Paul, what you should take away from this discussion (I’ll try to
summarize what other’s have said already):

• All variables hold references to objects.*
• Assignment copies an object reference and stores it in a variable.
• String literals are really object constructors, i.e. they create a
  new object whenever evaluated. (Don’t worry, behind the scenes this is
  made efficient.)
• There are immutable classes (most numeric classes, nil,
  TrueClass…) and mutable classes (all others including String).
• Arithmetic operators return a reference to a new instance in order
  to make math work properly (a + b + a would return wrong results if
  the first + changed state of a and returned a reference to the mutated
  a).

• Note that this is not completely true in terms of the
  implementation of MRI but it is true from the perspective of the
  language user.

Kind regards

robert

Wow, everbody has been so kind and helpful to a newbie. I shall save
all this stuff off. Meantime, thank you all and Merry Christmas!
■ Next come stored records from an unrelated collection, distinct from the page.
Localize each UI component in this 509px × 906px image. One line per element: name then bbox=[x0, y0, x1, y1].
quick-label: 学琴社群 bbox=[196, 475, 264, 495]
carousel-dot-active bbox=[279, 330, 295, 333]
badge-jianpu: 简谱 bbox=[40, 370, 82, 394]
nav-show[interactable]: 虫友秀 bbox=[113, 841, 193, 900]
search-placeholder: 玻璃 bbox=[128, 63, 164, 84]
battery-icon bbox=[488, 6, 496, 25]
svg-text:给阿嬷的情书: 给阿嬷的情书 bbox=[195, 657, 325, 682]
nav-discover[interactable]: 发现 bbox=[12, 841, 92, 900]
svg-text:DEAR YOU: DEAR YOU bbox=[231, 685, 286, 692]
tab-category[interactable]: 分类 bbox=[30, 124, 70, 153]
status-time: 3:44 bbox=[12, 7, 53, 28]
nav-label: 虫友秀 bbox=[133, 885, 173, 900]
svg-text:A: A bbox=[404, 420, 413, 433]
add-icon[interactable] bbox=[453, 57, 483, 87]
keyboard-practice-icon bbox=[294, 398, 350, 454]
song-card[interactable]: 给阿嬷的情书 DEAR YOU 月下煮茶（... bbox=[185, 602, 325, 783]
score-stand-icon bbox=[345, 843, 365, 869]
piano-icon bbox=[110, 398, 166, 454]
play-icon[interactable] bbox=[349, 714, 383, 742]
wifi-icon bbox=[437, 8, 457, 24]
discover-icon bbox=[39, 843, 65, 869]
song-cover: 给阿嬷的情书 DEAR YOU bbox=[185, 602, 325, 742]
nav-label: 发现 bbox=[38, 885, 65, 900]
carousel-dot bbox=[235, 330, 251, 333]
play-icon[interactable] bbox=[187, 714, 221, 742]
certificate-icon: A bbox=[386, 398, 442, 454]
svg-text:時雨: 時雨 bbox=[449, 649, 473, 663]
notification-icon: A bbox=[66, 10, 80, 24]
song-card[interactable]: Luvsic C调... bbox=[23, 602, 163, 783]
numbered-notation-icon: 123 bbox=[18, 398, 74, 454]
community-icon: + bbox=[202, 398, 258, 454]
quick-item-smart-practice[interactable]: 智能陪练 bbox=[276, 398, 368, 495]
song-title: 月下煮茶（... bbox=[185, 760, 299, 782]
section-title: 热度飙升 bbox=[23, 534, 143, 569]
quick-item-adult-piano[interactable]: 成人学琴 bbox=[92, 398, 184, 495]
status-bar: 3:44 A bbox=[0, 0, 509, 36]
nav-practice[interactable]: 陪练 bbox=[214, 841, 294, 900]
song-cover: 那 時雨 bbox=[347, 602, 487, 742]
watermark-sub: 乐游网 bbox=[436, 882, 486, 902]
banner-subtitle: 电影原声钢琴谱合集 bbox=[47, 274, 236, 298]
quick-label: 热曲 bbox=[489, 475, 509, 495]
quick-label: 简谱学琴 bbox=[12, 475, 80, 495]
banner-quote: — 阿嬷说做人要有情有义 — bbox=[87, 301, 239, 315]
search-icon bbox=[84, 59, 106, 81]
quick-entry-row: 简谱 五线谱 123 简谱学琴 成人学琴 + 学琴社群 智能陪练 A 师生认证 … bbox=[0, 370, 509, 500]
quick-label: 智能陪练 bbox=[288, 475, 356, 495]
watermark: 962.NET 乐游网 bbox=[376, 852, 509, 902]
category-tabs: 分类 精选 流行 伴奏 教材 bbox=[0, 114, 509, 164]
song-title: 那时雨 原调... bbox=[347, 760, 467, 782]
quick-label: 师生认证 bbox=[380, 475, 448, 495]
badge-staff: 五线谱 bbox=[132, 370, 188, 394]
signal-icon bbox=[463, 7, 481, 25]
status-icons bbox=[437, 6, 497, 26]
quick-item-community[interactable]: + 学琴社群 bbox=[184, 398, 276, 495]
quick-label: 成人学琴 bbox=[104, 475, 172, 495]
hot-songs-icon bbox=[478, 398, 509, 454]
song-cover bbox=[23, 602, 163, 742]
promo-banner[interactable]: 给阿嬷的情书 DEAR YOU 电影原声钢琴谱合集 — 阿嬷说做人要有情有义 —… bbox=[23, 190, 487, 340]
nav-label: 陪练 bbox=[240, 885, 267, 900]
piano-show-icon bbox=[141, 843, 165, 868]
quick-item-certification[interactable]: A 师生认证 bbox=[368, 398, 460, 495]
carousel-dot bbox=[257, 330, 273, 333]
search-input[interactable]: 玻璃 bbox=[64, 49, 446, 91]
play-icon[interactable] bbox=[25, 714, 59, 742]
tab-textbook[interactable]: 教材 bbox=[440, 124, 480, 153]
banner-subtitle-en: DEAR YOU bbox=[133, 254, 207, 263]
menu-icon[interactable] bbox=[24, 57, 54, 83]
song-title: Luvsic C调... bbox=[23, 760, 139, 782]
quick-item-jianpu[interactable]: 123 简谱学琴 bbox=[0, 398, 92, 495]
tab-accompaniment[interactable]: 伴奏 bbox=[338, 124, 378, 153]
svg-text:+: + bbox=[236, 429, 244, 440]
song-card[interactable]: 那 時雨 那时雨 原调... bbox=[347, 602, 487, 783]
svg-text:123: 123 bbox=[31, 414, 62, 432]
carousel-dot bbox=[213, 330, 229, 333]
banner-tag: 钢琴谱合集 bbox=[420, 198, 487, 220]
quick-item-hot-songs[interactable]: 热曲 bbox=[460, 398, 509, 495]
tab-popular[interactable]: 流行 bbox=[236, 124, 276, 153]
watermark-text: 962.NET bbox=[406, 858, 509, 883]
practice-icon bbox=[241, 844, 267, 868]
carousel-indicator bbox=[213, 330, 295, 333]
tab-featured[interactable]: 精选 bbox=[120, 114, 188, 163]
Robert K. wrote in post #1090092:

• All variables hold references to objects.*

And this is a huge breath of fresh air compared to, say, Perl, where
arrays and arrayrefs are two different types of value, similarly hashes
and hashrefs, and a whole bunch of other special cases.

In ruby, all values are references to objects. Even integers.

a = -3
=> -3

a.to_s
=> “-3”

a.abs
=> 3

So consistently:

• everything is pass-by-value
• every value is a reference to an object

But as you have discovered, many objects are mutable, including strings.